Sur les autres demandes :
Le sort des dépens et de l'indemnité de procédure a été exactement réglé par le premier juge, sauf à préciser que les dépens de première instance comprennent le coût du commandement de payer, le coût de l'état des nantissements et la moitié du coût du procès-verbal de constat du 28 juin 2024.
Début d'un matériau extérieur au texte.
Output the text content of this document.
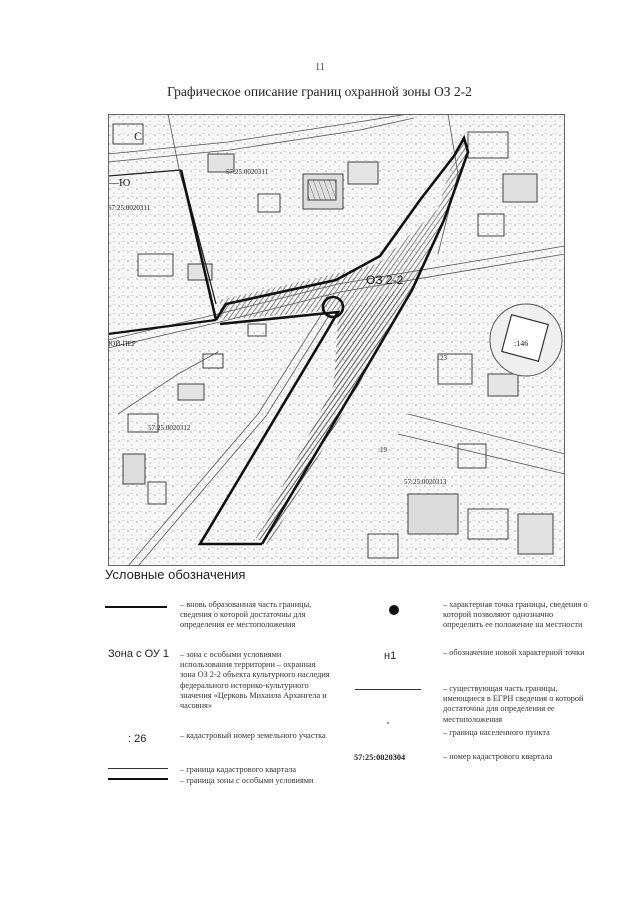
11
Графическое описание границ охранной зоны ОЗ 2-2
ОЗ 2-2
С
—Ю
ЮЙ-ПЕР
57:25:0020311
57:25:0020311
57:25:0020312
57:25:0020313
:146
:23
:19
Условные обозначения
– вновь образованная часть границы, сведения о которой достаточны для определения ее местоположения
Зона с ОУ 1 – зона с особыми условиями использования территории – охранная зона ОЗ 2-2 объекта культурного наследия федерального историко-культурного значения «Церковь Михаила Архангела и часовня»
: 26	– кадастровый номер земельного участка
– граница кадастрового квартала
– граница зоны с особыми условиями
– характерная точка границы, сведения о которой позволяют однозначно определить ее положение на местности
н1	– обозначение новой характерной точки
– существующая часть границы, имеющиеся в ЕГРН сведения о которой достаточны для определения ее местоположения
– граница населенного пункта
57:25:0020304	– номер кадастрового квартала
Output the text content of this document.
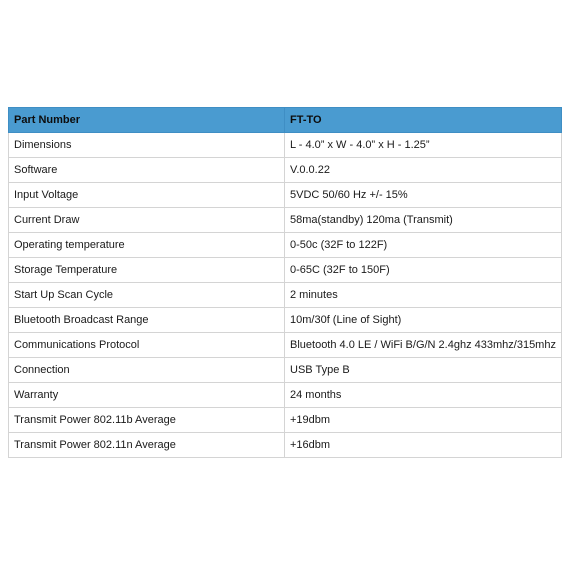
Part Number	FT-TO
Dimensions	L - 4.0” x W - 4.0” x H - 1.25”
Software	V.0.0.22
Input Voltage	5VDC 50/60 Hz +/- 15%
Current Draw	58ma(standby) 120ma (Transmit)
Operating temperature	0-50c (32F to 122F)
Storage Temperature	0-65C (32F to 150F)
Start Up Scan Cycle	2 minutes
Bluetooth Broadcast Range	10m/30f (Line of Sight)
Communications Protocol	Bluetooth 4.0 LE / WiFi B/G/N 2.4ghz 433mhz/315mhz
Connection	USB Type B
Warranty	24 months
Transmit Power 802.11b Average	+19dbm
Transmit Power 802.11n Average	+16dbm
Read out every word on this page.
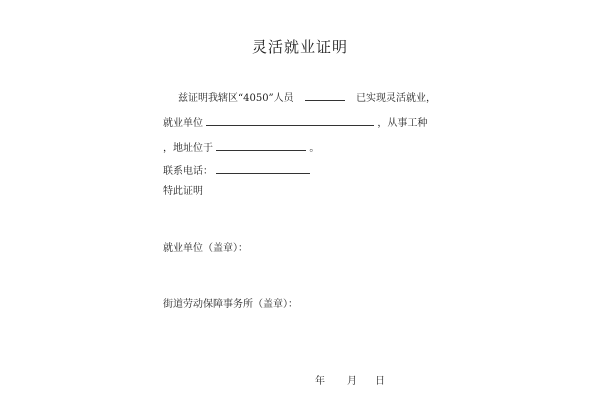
灵活就业证明
兹证明我辖区“4050”人员	已实现灵活就业，
就业单位	，从事工种
，地址位于	。
联系电话：
特此证明
就业单位（盖章）：
街道劳动保障事务所（盖章）：
年 月 日
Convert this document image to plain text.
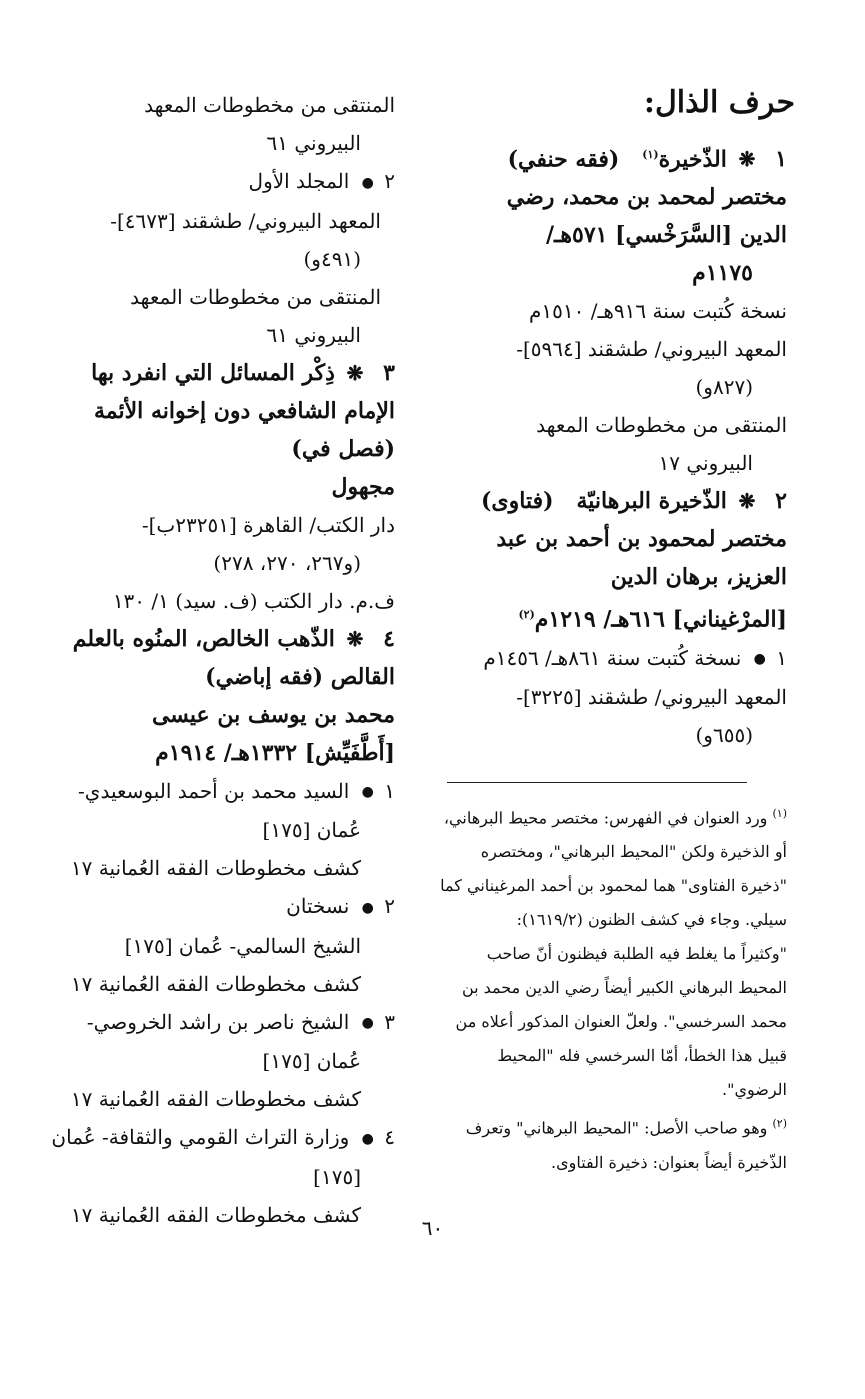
حرف الذال:
١ ❋ الذّخيرة$^{(١)}$   (فقه حنفي)
مختصر لمحمد بن محمد، رضي
الدين [السَّرَخْسي] ٥٧١هـ/
١١٧٥م
نسخة كُتبت سنة ٩١٦هـ/ ١٥١٠م
المعهد البيروني/ طشقند [٥٩٦٤]-
(٨٢٧و)
المنتقى من مخطوطات المعهد
البيروني ١٧
٢ ❋ الذّخيرة البرهانيّة   (فتاوى)
مختصر لمحمود بن أحمد بن عبد
العزيز، برهان الدين
[المرْغيناني] ٦١٦هـ/ ١٢١٩م$^{(٢)}$
١ ● نسخة كُتبت سنة ٨٦١هـ/ ١٤٥٦م
المعهد البيروني/ طشقند [٣٢٢٥]-
(٦٥٥و)
$^{(١)}$ ورد العنوان في الفهرس: مختصر محيط البرهاني،
أو الذخيرة ولكن "المحيط البرهاني"، ومختصره
"ذخيرة الفتاوى" هما لمحمود بن أحمد المرغيناني كما
سيلي. وجاء في كشف الظنون (١٦١٩/٢):
"وكثيراً ما يغلط فيه الطلبة فيظنون أنّ صاحب
المحيط البرهاني الكبير أيضاً رضي الدين محمد بن
محمد السرخسي". ولعلّ العنوان المذكور أعلاه من
قبيل هذا الخطأ، أمّا السرخسي فله "المحيط
الرضوي".
$^{(٢)}$ وهو صاحب الأصل: "المحيط البرهاني" وتعرف
الذّخيرة أيضاً بعنوان: ذخيرة الفتاوى.
المنتقى من مخطوطات المعهد
البيروني ٦١
٢ ● المجلد الأول
المعهد البيروني/ طشقند [٤٦٧٣]-
(٤٩١و)
المنتقى من مخطوطات المعهد
البيروني ٦١
٣ ❋ ذِكْر المسائل التي انفرد بها
الإمام الشافعي دون إخوانه الأئمة
(فصل في)
مجهول
دار الكتب/ القاهرة [٢٣٢٥١ب]-
(و٢٦٧، ٢٧٠، ٢٧٨)
ف.م. دار الكتب (ف. سيد) ١/ ١٣٠
٤ ❋ الذّهب الخالص، المنُوه بالعلم
القالص (فقه إباضي)
محمد بن يوسف بن عيسى
[أَطَّفَيِّش] ١٣٣٢هـ/ ١٩١٤م
١ ● السيد محمد بن أحمد البوسعيدي-
عُمان [١٧٥]
كشف مخطوطات الفقه العُمانية ١٧
٢ ● نسختان
الشيخ السالمي- عُمان [١٧٥]
كشف مخطوطات الفقه العُمانية ١٧
٣ ● الشيخ ناصر بن راشد الخروصي-
عُمان [١٧٥]
كشف مخطوطات الفقه العُمانية ١٧
٤ ● وزارة التراث القومي والثقافة- عُمان
[١٧٥]
كشف مخطوطات الفقه العُمانية ١٧
٦٠
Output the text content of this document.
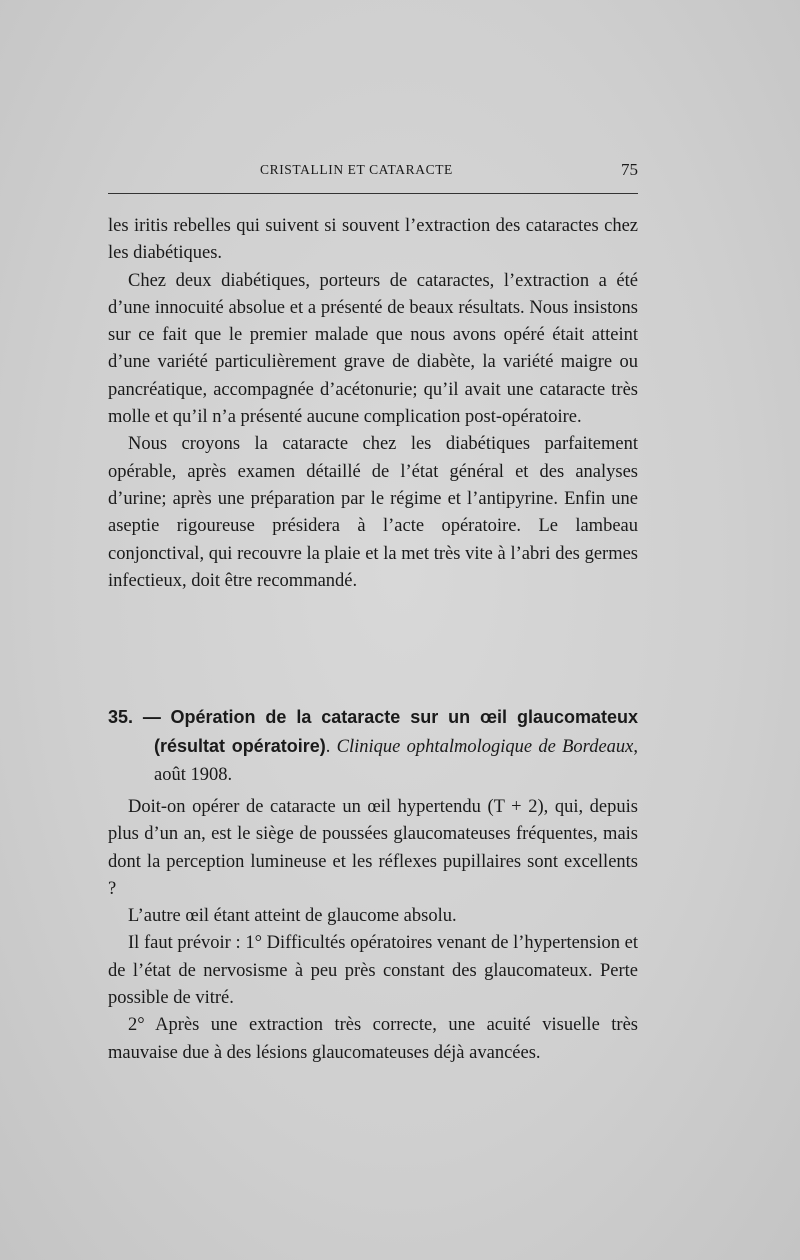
CRISTALLIN ET CATARACTE	75

les iritis rebelles qui suivent si souvent l’extraction des cataractes chez les diabétiques.

Chez deux diabétiques, porteurs de cataractes, l’extraction a été d’une innocuité absolue et a présenté de beaux résultats. Nous insistons sur ce fait que le premier malade que nous avons opéré était atteint d’une variété particulièrement grave de diabète, la variété maigre ou pancréatique, accompagnée d’acétonurie; qu’il avait une cataracte très molle et qu’il n’a présenté aucune complication post-opératoire.

Nous croyons la cataracte chez les diabétiques parfaitement opérable, après examen détaillé de l’état général et des analyses d’urine; après une préparation par le régime et l’antipyrine. Enfin une aseptie rigoureuse présidera à l’acte opératoire. Le lambeau conjonctival, qui recouvre la plaie et la met très vite à l’abri des germes infectieux, doit être recommandé.

35. — Opération de la cataracte sur un œil glaucomateux (résultat opératoire). Clinique ophtalmologique de Bordeaux, août 1908.

Doit-on opérer de cataracte un œil hypertendu (T + 2), qui, depuis plus d’un an, est le siège de poussées glaucomateuses fréquentes, mais dont la perception lumineuse et les réflexes pupillaires sont excellents ?

L’autre œil étant atteint de glaucome absolu.

Il faut prévoir : 1° Difficultés opératoires venant de l’hypertension et de l’état de nervosisme à peu près constant des glaucomateux. Perte possible de vitré.

2° Après une extraction très correcte, une acuité visuelle très mauvaise due à des lésions glaucomateuses déjà avancées.
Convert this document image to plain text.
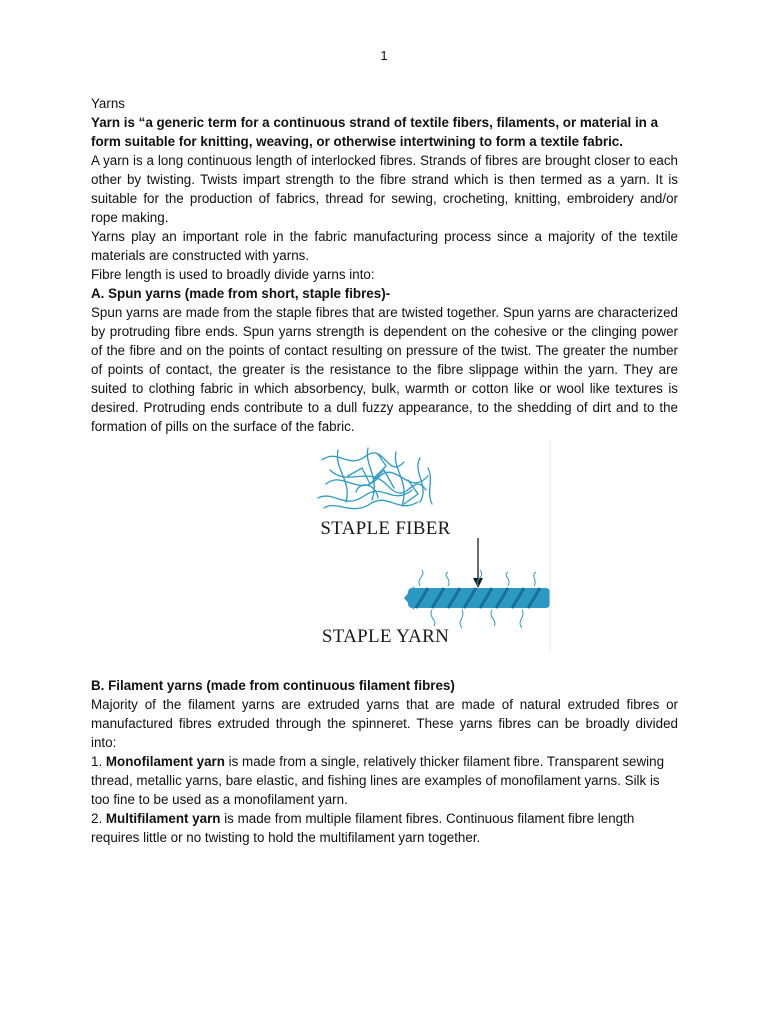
1

Yarns

Yarn is “a generic term for a continuous strand of textile fibers, filaments, or material in a form suitable for knitting, weaving, or otherwise intertwining to form a textile fabric.

A yarn is a long continuous length of interlocked fibres. Strands of fibres are brought closer to each other by twisting. Twists impart strength to the fibre strand which is then termed as a yarn. It is suitable for the production of fabrics, thread for sewing, crocheting, knitting, embroidery and/or rope making.

Yarns play an important role in the fabric manufacturing process since a majority of the textile materials are constructed with yarns.

Fibre length is used to broadly divide yarns into:

A. Spun yarns (made from short, staple fibres)-

Spun yarns are made from the staple fibres that are twisted together. Spun yarns are characterized by protruding fibre ends. Spun yarns strength is dependent on the cohesive or the clinging power of the fibre and on the points of contact resulting on pressure of the twist. The greater the number of points of contact, the greater is the resistance to the fibre slippage within the yarn. They are suited to clothing fabric in which absorbency, bulk, warmth or cotton like or wool like textures is desired. Protruding ends contribute to a dull fuzzy appearance, to the shedding of dirt and to the formation of pills on the surface of the fabric.

STAPLE FIBER
STAPLE YARN

B. Filament yarns (made from continuous filament fibres)

Majority of the filament yarns are extruded yarns that are made of natural extruded fibres or manufactured fibres extruded through the spinneret. These yarns fibres can be broadly divided into:

1. Monofilament yarn is made from a single, relatively thicker filament fibre. Transparent sewing thread, metallic yarns, bare elastic, and fishing lines are examples of monofilament yarns. Silk is too fine to be used as a monofilament yarn.

2. Multifilament yarn is made from multiple filament fibres. Continuous filament fibre length requires little or no twisting to hold the multifilament yarn together.
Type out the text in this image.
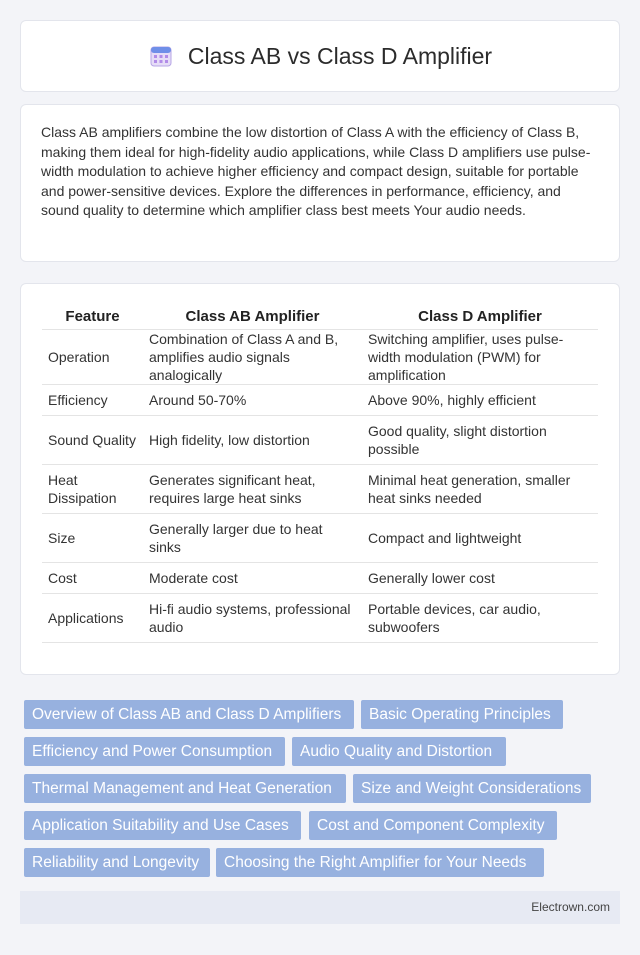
Class AB vs Class D Amplifier

Class AB amplifiers combine the low distortion of Class A with the efficiency of Class B, making them ideal for high-fidelity audio applications, while Class D amplifiers use pulse-width modulation to achieve higher efficiency and compact design, suitable for portable and power-sensitive devices. Explore the differences in performance, efficiency, and sound quality to determine which amplifier class best meets Your audio needs.

Feature	Class AB Amplifier	Class D Amplifier
Operation	Combination of Class A and B, amplifies audio signals analogically	Switching amplifier, uses pulse-width modulation (PWM) for amplification
Efficiency	Around 50-70%	Above 90%, highly efficient
Sound Quality	High fidelity, low distortion	Good quality, slight distortion possible
Heat Dissipation	Generates significant heat, requires large heat sinks	Minimal heat generation, smaller heat sinks needed
Size	Generally larger due to heat sinks	Compact and lightweight
Cost	Moderate cost	Generally lower cost
Applications	Hi-fi audio systems, professional audio	Portable devices, car audio, subwoofers
Overview of Class AB and Class D Amplifiers	Basic Operating Principles
Efficiency and Power Consumption	Audio Quality and Distortion
Thermal Management and Heat Generation	Size and Weight Considerations
Application Suitability and Use Cases	Cost and Component Complexity
Reliability and Longevity	Choosing the Right Amplifier for Your Needs
Electrown.com
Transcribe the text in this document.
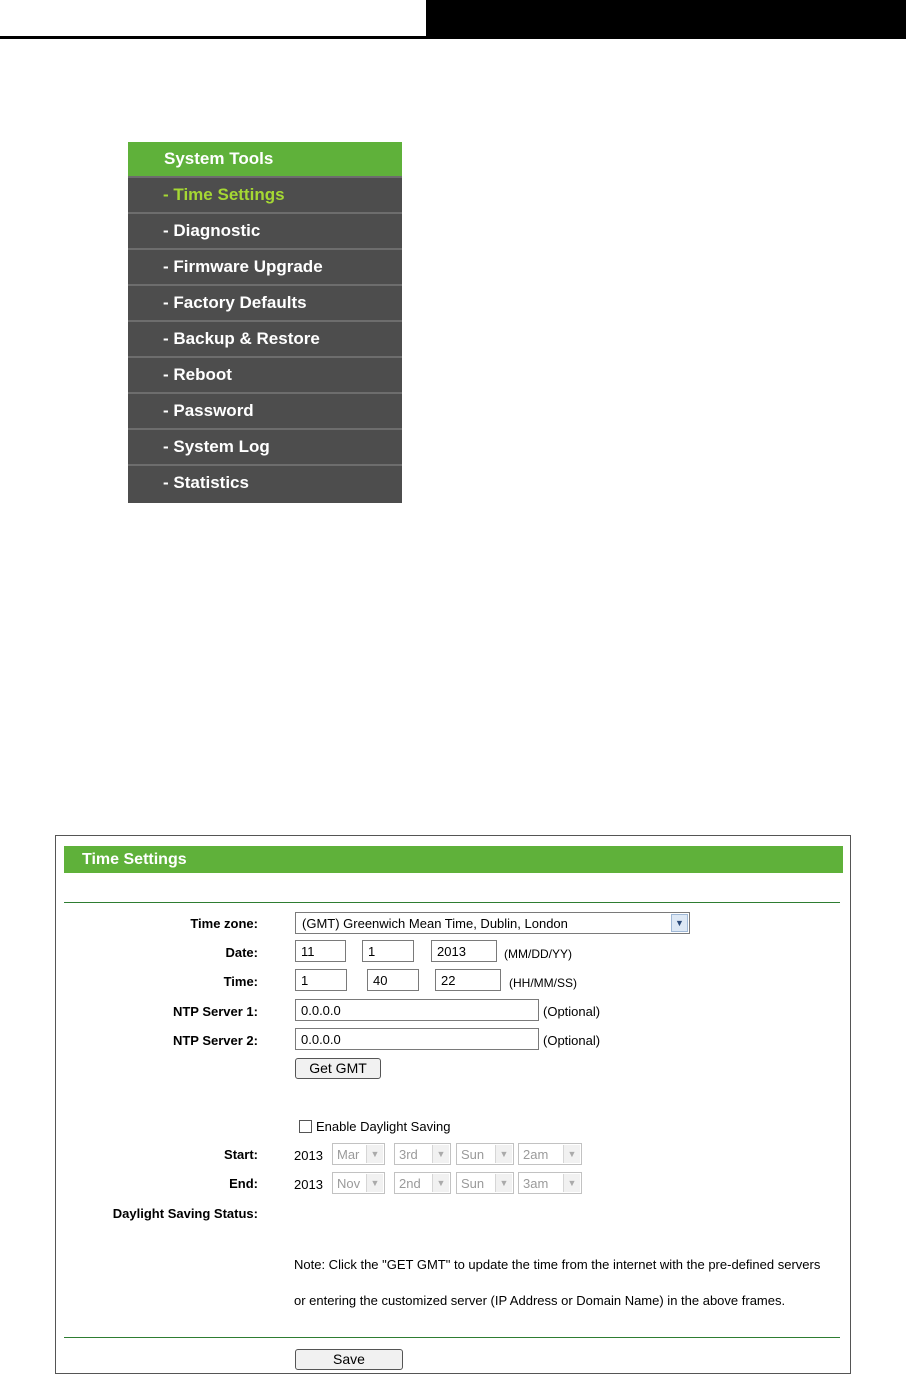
System Tools
- Time Settings
- Diagnostic
- Firmware Upgrade
- Factory Defaults
- Backup & Restore
- Reboot
- Password
- System Log
- Statistics
Time Settings
Time zone:	(GMT) Greenwich Mean Time, Dublin, London	▼
Date:
11
1
2013	(MM/DD/YY)
Time:
1
40
22	(HH/MM/SS)
NTP Server 1:
0.0.0.0	(Optional)
NTP Server 2:
0.0.0.0	(Optional)
Get GMT
Enable Daylight Saving
Start:	2013 Mar	▼ 3rd	▼ Sun	▼ 2am	▼
End:	2013 Nov	▼ 2nd	▼ Sun	▼ 3am	▼
Daylight Saving Status:
Note: Click the "GET GMT" to update the time from the internet with the pre-defined servers
or entering the customized server (IP Address or Domain Name) in the above frames.
Save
La société Emboise, qui succombe in fine, supportera la charge des dépens d'appel et sera condamnée à verser à la société [R] la somme de 3 000 euros en application de l'article 700 du code de procédure civile à hauteur de cour.
PAR CES MOTIFS
CONFIRME l'ordonnance de référé du 21 janvier 2025 du tribunal judiciaire de Tours en toutes ses dispositions, sauf à préciser que les condamnations prononcées le sont à l'encontre de la SAS Emboise venant aux droits de la SARL Emboise et que les dépens comprennent le coût du commandement de payer, le coût de l'état des nantissements et la moitié du coût du procès-verbal de constat du 28 juin 2024,
Y ajoutant,
CONDAMNE la SAS Emboise aux dépens d'appel,
CONDAMNE la SAS Emboise à payer à la SARL [R] la somme de 3 000 euros en application de l'article 700 du code de procédure civile, en cause d'appel,
REJETTE le surplus des demandes.
Arrêt signé par Madame Carole CHEGARAY, Président de la chambre commerciale à la Cour d'Appel d'ORLEANS, présidant la collégialité et Monsieur Axel DURAND, Greffier auquel la minute de la décision a été remise par le magistrat signataire.
LE GREFFIER LE PRÉSIDENT
COUR D'APPEL D'ORLÉANS
CHAMBRE COMMERCIALE, ÉCONOMIQUE ET FINANCIÈRE
GROSSES + EXPÉDITIONS : le 04/12/2025
la SCP LAVAL - FIRKOWSKI - DEVAUCHELLE AVOCATS ASSOCIES
Me Estelle GARNIER
ARRÊT du 04 DECEMBRE 2025
N° : 266 - 25
N° RG 25/00860 - N° Portalis DBVN-V-B7J-HFX4
DÉCISION ENTREPRISE : Ordonnance de référé du Président du tribunal judiciaire de TOURS en date du 21 Janvier 2025
PARTIES EN CAUSE
APPELANTE :
S.A.S. EMBOISE, anciennement SARL Emboise
[Adresse 3]
ayant pour conseil, Me Alexis DEVAUCHELLE de la SCP LAVAL - FIRKOWSKI - DEVAUCHELLE AVOCATS ASSOCIES, avocat au barreau d'ORLEANS, postulant, et Me Jean-philippe VASLIN de la SELARL VASLIN AVOCATS, avocat au barreau de TOURS, plaidant,
D'UNE PART
INTIMÉES :
S.A.R.L. [R]
[Adresse 4]
représentée par Me Julien BERBIGIER de la SELARL WALTER & GARANCE AVOCATS, avocat au barreau de TOURS, plaidant, Me Estelle GARNIER, avocat au barreau d'ORLEANS, postulant,
S.A.S. G4L, intimée sur appel provoqué
[Adresse 2]
ayant pour conseil, Me Alexis DEVAUCHELLE de la SCP LAVAL - FIRKOWSKI - DEVAUCHELLE AVOCATS ASSOCIES, avocat au barreau d'ORLEANS, postulant, et Me Jean-philippe VASLIN de la SELARL VASLIN AVOCATS, avocat au barreau de TOURS, plaidant,
D'AUTRE PART
DÉCLARATION D'APPEL en date du : 26 Février 2025
ORDONNANCE DE CLÔTURE du : 02 Octobre 2025
COMPOSITION DE LA COUR
Lors des débats à l'audience publique du jeudi 09 OCTOBRE 2025, à 14 heures,
Madame Carole CHEGARAY, présidente de la chambre commerciale à la cour d'appel d'ORLEANS, en charge du rapport,
Madame Fanny CHENOT, conseiller,
Monsieur Damien DESFORGES, conseiller
ont entendu les avocats des parties en leurs plaidoiries puis ont délibéré en collégialité.
Greffier :
Monsieur Axel DURAND, Greffier lors des débats et du prononcé,
ARRÊT :
Prononcé publiquement par arrêt contradictoire le JEUDI 04 DECEMBRE 2025 par mise à la disposition des parties au Greffe de la Cour, les parties en ayant été préalablement avisées dans les conditions prévues au deuxième alinéa de l'article 450 du code de procédure civile.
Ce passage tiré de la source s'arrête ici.